Re-evaluating Keystroke Dynamics for Continuous Authentication

Abstract

Today we use smartphones for banking, shopping, and monitoring our health. These applications store sensitive data in the smartphone, making reliable authentication a crucial element in mobile devices. However, current mobile authentication systems such as pin codes, passwords, pattern locks, fingerprints, and face IDs have security vulnerabilities as they are one-time authentication systems. In contrast, behavioural biometric-based Continuous Authentication (CA) focuses on continuously authenticating the user while using the device. Among behavioural biometrics, keystroke dynamics is an efficient and well-researched behavioural biometric. Keystrokes dynamics refers to the unique typing patterns of the user. However, despite many frameworks proposed for mobile CA using keystroke dynamics, they are only evaluated for their discriminative power using traditional metrics such as Equal Error Rate.

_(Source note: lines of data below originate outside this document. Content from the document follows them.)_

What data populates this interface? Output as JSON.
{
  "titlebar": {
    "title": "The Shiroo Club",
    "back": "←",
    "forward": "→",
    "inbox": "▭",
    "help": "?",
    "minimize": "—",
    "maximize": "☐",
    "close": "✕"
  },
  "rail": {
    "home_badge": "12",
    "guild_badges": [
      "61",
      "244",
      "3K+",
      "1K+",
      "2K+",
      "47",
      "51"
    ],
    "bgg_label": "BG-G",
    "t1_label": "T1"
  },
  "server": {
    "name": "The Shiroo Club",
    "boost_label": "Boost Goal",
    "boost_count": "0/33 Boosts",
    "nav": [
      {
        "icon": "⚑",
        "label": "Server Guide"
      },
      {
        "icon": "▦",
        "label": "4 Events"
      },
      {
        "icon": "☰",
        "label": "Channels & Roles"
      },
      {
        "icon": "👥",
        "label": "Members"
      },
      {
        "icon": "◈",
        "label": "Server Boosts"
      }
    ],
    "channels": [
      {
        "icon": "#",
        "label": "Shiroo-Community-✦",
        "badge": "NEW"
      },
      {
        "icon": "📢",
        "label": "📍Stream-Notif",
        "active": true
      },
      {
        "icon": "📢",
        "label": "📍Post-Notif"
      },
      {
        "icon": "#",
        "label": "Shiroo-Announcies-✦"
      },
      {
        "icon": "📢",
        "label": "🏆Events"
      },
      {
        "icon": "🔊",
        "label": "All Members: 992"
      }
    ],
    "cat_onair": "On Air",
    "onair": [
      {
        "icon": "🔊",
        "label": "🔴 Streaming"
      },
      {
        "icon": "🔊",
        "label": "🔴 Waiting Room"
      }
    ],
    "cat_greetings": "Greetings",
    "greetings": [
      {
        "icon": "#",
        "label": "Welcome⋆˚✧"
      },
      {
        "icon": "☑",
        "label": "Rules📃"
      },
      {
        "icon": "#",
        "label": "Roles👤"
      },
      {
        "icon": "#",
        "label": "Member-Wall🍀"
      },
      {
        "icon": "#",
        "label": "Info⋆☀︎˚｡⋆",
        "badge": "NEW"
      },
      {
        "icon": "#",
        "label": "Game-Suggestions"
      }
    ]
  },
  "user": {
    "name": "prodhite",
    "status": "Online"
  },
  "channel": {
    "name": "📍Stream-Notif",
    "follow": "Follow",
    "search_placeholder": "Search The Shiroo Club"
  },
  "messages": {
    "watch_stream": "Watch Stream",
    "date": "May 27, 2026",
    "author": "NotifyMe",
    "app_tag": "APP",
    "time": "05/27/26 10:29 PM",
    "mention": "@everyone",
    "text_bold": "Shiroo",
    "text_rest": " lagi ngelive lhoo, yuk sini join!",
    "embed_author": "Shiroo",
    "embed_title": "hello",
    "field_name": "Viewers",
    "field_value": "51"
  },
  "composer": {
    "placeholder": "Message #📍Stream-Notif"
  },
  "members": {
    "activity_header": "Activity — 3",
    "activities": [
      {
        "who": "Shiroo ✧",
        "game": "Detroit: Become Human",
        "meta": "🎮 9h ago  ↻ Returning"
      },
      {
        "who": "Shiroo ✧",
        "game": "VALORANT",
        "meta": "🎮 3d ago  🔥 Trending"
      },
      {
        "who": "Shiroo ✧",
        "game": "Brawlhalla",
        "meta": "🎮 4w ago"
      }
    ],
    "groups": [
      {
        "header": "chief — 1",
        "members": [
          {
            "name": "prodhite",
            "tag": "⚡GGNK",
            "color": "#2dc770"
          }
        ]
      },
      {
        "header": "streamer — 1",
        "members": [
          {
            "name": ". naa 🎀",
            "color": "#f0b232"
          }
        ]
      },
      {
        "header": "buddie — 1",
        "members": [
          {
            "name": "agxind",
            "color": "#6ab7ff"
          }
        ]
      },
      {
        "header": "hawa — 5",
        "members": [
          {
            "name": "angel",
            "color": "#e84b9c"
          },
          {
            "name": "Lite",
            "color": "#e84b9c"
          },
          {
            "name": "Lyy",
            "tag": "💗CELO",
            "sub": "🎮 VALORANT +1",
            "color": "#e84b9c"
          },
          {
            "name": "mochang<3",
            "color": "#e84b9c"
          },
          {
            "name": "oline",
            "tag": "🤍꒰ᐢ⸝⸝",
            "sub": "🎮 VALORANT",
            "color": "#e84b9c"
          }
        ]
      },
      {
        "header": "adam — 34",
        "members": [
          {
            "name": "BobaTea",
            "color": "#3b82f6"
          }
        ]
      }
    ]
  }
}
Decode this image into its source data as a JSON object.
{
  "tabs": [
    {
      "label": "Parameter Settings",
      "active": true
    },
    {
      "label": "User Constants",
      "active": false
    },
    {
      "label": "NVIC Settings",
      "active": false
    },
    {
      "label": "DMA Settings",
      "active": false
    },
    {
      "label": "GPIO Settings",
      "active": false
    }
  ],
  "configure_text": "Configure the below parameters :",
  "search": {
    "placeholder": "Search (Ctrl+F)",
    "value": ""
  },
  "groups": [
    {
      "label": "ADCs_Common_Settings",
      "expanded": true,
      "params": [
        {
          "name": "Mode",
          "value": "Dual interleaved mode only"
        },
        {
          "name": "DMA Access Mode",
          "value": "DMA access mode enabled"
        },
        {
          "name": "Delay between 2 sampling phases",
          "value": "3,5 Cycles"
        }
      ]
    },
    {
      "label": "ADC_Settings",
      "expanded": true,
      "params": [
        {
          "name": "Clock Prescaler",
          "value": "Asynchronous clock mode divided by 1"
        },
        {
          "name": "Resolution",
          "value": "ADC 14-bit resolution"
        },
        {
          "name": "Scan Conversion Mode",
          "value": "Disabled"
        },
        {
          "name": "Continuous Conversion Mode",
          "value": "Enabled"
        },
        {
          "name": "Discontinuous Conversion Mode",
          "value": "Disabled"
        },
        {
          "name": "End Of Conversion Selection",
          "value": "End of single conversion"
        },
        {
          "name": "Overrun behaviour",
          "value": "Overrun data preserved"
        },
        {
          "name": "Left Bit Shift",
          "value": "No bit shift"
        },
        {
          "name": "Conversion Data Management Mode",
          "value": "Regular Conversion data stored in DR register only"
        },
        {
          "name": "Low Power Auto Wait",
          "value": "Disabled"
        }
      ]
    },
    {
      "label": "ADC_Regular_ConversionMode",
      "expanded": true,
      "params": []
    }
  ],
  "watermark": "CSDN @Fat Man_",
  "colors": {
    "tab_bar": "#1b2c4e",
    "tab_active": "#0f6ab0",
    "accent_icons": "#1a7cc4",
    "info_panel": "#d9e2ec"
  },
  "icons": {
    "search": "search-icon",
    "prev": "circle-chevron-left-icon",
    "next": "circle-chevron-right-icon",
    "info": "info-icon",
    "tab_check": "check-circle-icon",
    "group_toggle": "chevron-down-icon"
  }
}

However, these evaluations are unable to capture temporal performance. Hence, in this work, we evaluate the state-of-the-art keystroke dynamics systems using continuous evaluation metrics. Our analysis indicates that these systems perform differently with traditional and continuous evaluation metrics, stressing the importance of evaluating CA systems using traditional and continuous evaluation metrics for a holistic assessment. Further, our analysis highlights how different models perform differently when evaluated with CA evaluation metrics highlighting the need to carefully select appropriate evaluation schemes based on the requirements such as security and usability.